An interactive exhibition at 343 George St allows people of all ages to fashion figurines expressing what they desire from the hospital as well as the city.

The collective, comprising Bronwyn Gale, Judith Eastgate, Liz Rowe and Marion Familton, points out that one floor of the completed facility is expected to be left unfinished.

They are inviting all in the city to bring their imagination to bear and think of how the empty building floor could be filled with imaginative community creations.

Familton said Dunedin and the southern region could sometimes seem neglected, so their project provided an outlet for Otago residents to express their opinions about the hospital and the problematic build.

City Planners artist Bronwyn Gale works on an imaginative creation that includes a tree with clay...
City Planners artist Bronwyn Gale works on an imaginative creation that includes a tree with clay ruru (owls) who deliver books from a library to people who need them, at the City Planners interactive exhibition taking place during the Dunedin Fringe Festival at 343 George St.
"Anybody of any age who wants to play with clay can come in and feel like their voice has been heard.

"The things that they imagine for the hospital can be really fantastical, you know, magical, but they can be also very pragmatic."

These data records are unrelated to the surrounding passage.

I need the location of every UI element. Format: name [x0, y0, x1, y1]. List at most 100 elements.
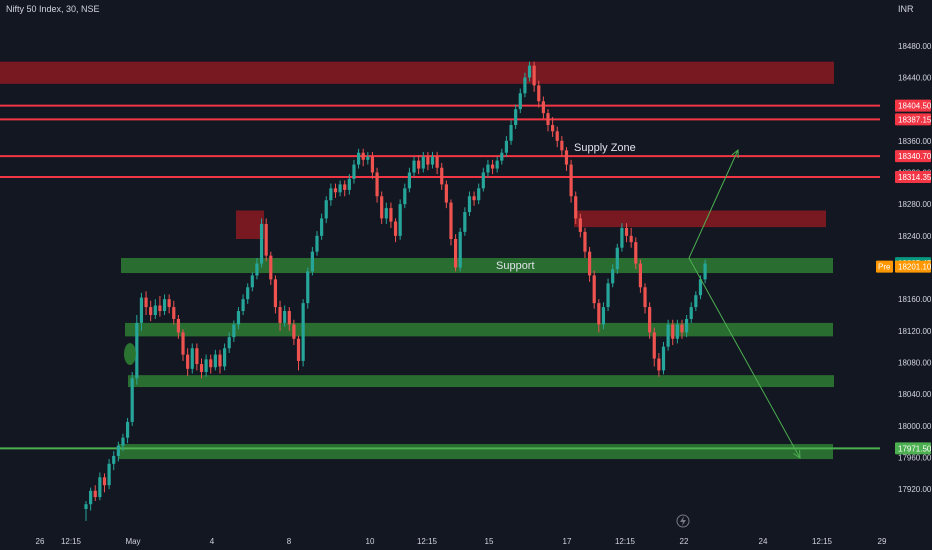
- time-axis-tick-label: 24: [759, 537, 768, 546]
- time-axis-tick-label: 10: [366, 537, 375, 546]
- candle-body: [380, 196, 384, 219]
- price-axis-tick-label: 18480.00: [898, 42, 932, 51]
- level-price-badge-text: 18340.70: [898, 152, 932, 161]
- candle-body: [338, 184, 342, 193]
- candle-body: [246, 287, 250, 300]
- replay-icon[interactable]: [676, 514, 690, 528]
- candle-body: [532, 65, 536, 86]
- candle-body: [130, 378, 134, 422]
- time-axis-tick-label: 8: [287, 537, 292, 546]
- candle-body: [703, 263, 707, 280]
- candle-body: [666, 324, 670, 347]
- candle-body: [259, 223, 264, 264]
- price-axis-tick-label: 18160.00: [898, 295, 932, 304]
- candle-body: [620, 227, 624, 248]
- candle-body: [139, 297, 144, 323]
- price-axis-tick-label: 18040.00: [898, 390, 932, 399]
- candle-body: [490, 164, 495, 169]
- projection-arrowhead: [731, 148, 739, 159]
- candle-body: [518, 93, 522, 110]
- candle-body: [514, 109, 518, 125]
- candle-body: [236, 311, 241, 325]
- time-axis-tick-label: 26: [36, 537, 45, 546]
- support-zone: [128, 375, 834, 388]
- candle-body: [440, 167, 444, 185]
- candle-body: [463, 212, 467, 232]
- candle-body: [537, 85, 541, 102]
- time-axis-tick-label: 12:15: [417, 537, 438, 546]
- candle-body: [555, 131, 559, 141]
- candle-body: [472, 196, 476, 201]
- candle-body: [444, 184, 448, 203]
- candle-body: [218, 354, 222, 367]
- candle-body: [278, 307, 282, 323]
- candle-body: [454, 239, 458, 268]
- candle-body: [301, 303, 305, 361]
- candle-body: [698, 279, 703, 296]
- candle-body: [458, 231, 462, 268]
- candle-body: [449, 202, 453, 239]
- candle-body: [135, 322, 139, 379]
- candle-body: [685, 318, 689, 333]
- candle-body: [306, 271, 310, 304]
- projection-arrowhead: [793, 449, 801, 460]
- pre-tag-bg: [876, 260, 893, 273]
- currency-label: INR: [898, 4, 914, 14]
- candle-body: [107, 463, 111, 486]
- candle-body: [398, 204, 402, 236]
- candle-body: [384, 208, 388, 219]
- candle-body: [430, 156, 435, 165]
- candle-body: [564, 150, 569, 165]
- candle-body: [541, 101, 545, 114]
- candle-body: [629, 235, 633, 243]
- candle-body: [412, 160, 416, 173]
- supply-zone: [0, 61, 834, 84]
- candle-body: [356, 152, 361, 165]
- candle-body: [93, 490, 97, 498]
- pre-price-badge-bg: [895, 260, 931, 273]
- candle-body: [467, 196, 472, 213]
- candle-body: [250, 275, 254, 288]
- candle-body: [435, 156, 439, 168]
- candle-body: [144, 297, 148, 308]
- candle-body: [204, 359, 208, 372]
- time-axis-tick-label: May: [125, 537, 140, 546]
- time-axis-tick-label: 29: [878, 537, 887, 546]
- time-axis[interactable]: 26 12:15 May 4 8 10 12:15 15 17 12:15 22 24 12:15 29: [36, 537, 887, 546]
- candle-body: [417, 160, 421, 169]
- candle-body: [89, 490, 93, 505]
- price-axis-tick-label: 18120.00: [898, 327, 932, 336]
- candle-body: [638, 263, 642, 288]
- candle-body: [255, 263, 259, 276]
- candle-body: [241, 299, 245, 312]
- support-zone: [118, 444, 833, 460]
- candle-body: [232, 324, 236, 338]
- candle-body: [560, 140, 564, 151]
- candle-body: [546, 113, 550, 125]
- candle-body: [587, 251, 592, 276]
- candle-body: [551, 125, 555, 132]
- candle-body: [149, 307, 153, 315]
- price-axis-tick-label: 17960.00: [898, 454, 932, 463]
- candle-body: [352, 164, 356, 179]
- time-axis-tick-label: 17: [563, 537, 572, 546]
- candle-body: [269, 255, 273, 280]
- candle-body: [523, 77, 527, 94]
- candle-body: [310, 251, 314, 272]
- candle-body: [477, 188, 481, 201]
- candle-body: [509, 125, 513, 141]
- candle-body: [112, 455, 116, 464]
- symbol-title[interactable]: Nifty 50 Index, 30, NSE: [6, 4, 100, 14]
- candle-body: [500, 152, 504, 161]
- candle-body: [657, 358, 661, 371]
- candle-body: [162, 299, 167, 312]
- candle-body: [615, 247, 619, 270]
- zone-annotation: Supply Zone: [574, 142, 636, 154]
- candle-body: [296, 338, 301, 361]
- price-badges-layer: 18404.50 18387.15 18340.70 18314.35 17971.50…: [876, 99, 932, 455]
- candle-body: [283, 311, 287, 323]
- candle-body: [153, 305, 157, 315]
- zone-annotation: Support: [496, 260, 535, 272]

"It is getting people to play with clay, it is getting people to engage with art."

Jess Nicholson crafts a manaia, a Māori deity and spiritual protector.
Jess Nicholson crafts a manaia, a Māori deity and spiritual protector.
Familton suggested ideas for the unfitted level could range from a rotating restaurant or silent disco to a herbarium to grow parsley for meals or even machinery to clone nurses.

"We are just asking everybody, what would you like? Because it gets people to think about health, wellbeing, or just like fun, cool stuff that you would actually like and you never know what ideas people will come up with."

"We are hoping people will build an avatar, because there was the big hospital march and we would like, in some ways, for people to feel like they are counted here."

The programme, supported by Dunedin Dream Brokerage, runs until Saturday, from 10am to 4pm daily at 343 George St.